La evaluación se inicia con la anamnesis, dirigida a la recopilación de datos que permitan aproximación o descarte de patologías.

Aspectos relevantes de la anamnesis

  1. Historia familiar: consanguinidad, hermanos  u otros familiares afectados, presencia de hiperlaxitud articular o contracturas en familiares. Buscar dirigidamente antecedentes de Distrofia Miotónica,   Miastenia Gravis u otras enfermedades neuromusculares o genéticas  en la familia.
  2. Historia prenatal y embarazo: teratógenos (alcohol, drogas, fármacos), historia de patología neuromuscular o diabetes en la madre; infecciones (rubéola, coxsackie); fiebre sobre 39 ºC; alteración de la movilidad fetal in útero; oligoamnios o polihidroamnios; restricción de crecimiento intrauterino, síntomas de aborto, alteraciones anatómicas del útero; trauma, hemorragia o intentos de aborto.
  3. Historia perinatal: distocias de posición, características del trabajo de parto, parto múltiple, trauma obstétrico.

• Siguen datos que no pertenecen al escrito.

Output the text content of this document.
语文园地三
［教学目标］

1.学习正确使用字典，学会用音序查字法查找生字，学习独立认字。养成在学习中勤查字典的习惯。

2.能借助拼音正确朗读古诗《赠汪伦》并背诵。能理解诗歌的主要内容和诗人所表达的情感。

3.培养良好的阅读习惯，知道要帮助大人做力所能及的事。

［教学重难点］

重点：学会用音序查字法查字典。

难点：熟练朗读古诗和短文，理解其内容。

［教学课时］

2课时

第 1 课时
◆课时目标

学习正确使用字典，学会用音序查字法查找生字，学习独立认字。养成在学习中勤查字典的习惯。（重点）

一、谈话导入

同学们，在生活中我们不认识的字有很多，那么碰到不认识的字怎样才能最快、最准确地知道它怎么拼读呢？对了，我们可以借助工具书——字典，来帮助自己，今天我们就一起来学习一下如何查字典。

Examen Físico /Neurológico
La hipotonía en el recién nacido y lactante se manifiesta por posturas inusuales(en rana), disminución de la resistencia a la movilización pasiva, aumento del rango articular y  disminución de movimientos espontáneos

Entre las maniobras de mayor utilidad en la evaluación del niño hipotónico destacan:

  1. La tracción de extremidades superiores, en que se  hace evidente la falta de control cefálico, determinando en una extensión completa del cuello hacia dorsal (Figura 2).
  2. En la suspensión vertical el niño hipotónico se desliza entre las manos del examinador, por la hipotonía de la cintura escapular. La hiperextensión o aducción de extremidades inferiores (postura en tijeras)  durante esta maniobra sugiere compromiso del SNC.  Es importante  mantener la posición de la cabeza en la línea media al comparar el tono entre extremidades derechas e izquierdas, ya que el reflejo tónico nucal aumenta el tono de las extremidades hacia las cuales la cabeza es girada (Figura 3).
  3. La suspensión ventral es de gran utilidad,  ya que en las enfermedades neuromusculares, producto de la debilidad, el niño cuelga como una U invertida. Por el contrario, si la causa es una  disfunción del sistema nervioso central, se aprecia un  mejor control en esta posición (si se compara con la tracción en supino)  ya que prima el tono extensor, que puede llegar al opistótono. Ocasionalmente pueden observarse posturas distónicas con hiperextensión y torsión  de  extremidades (Figura 4).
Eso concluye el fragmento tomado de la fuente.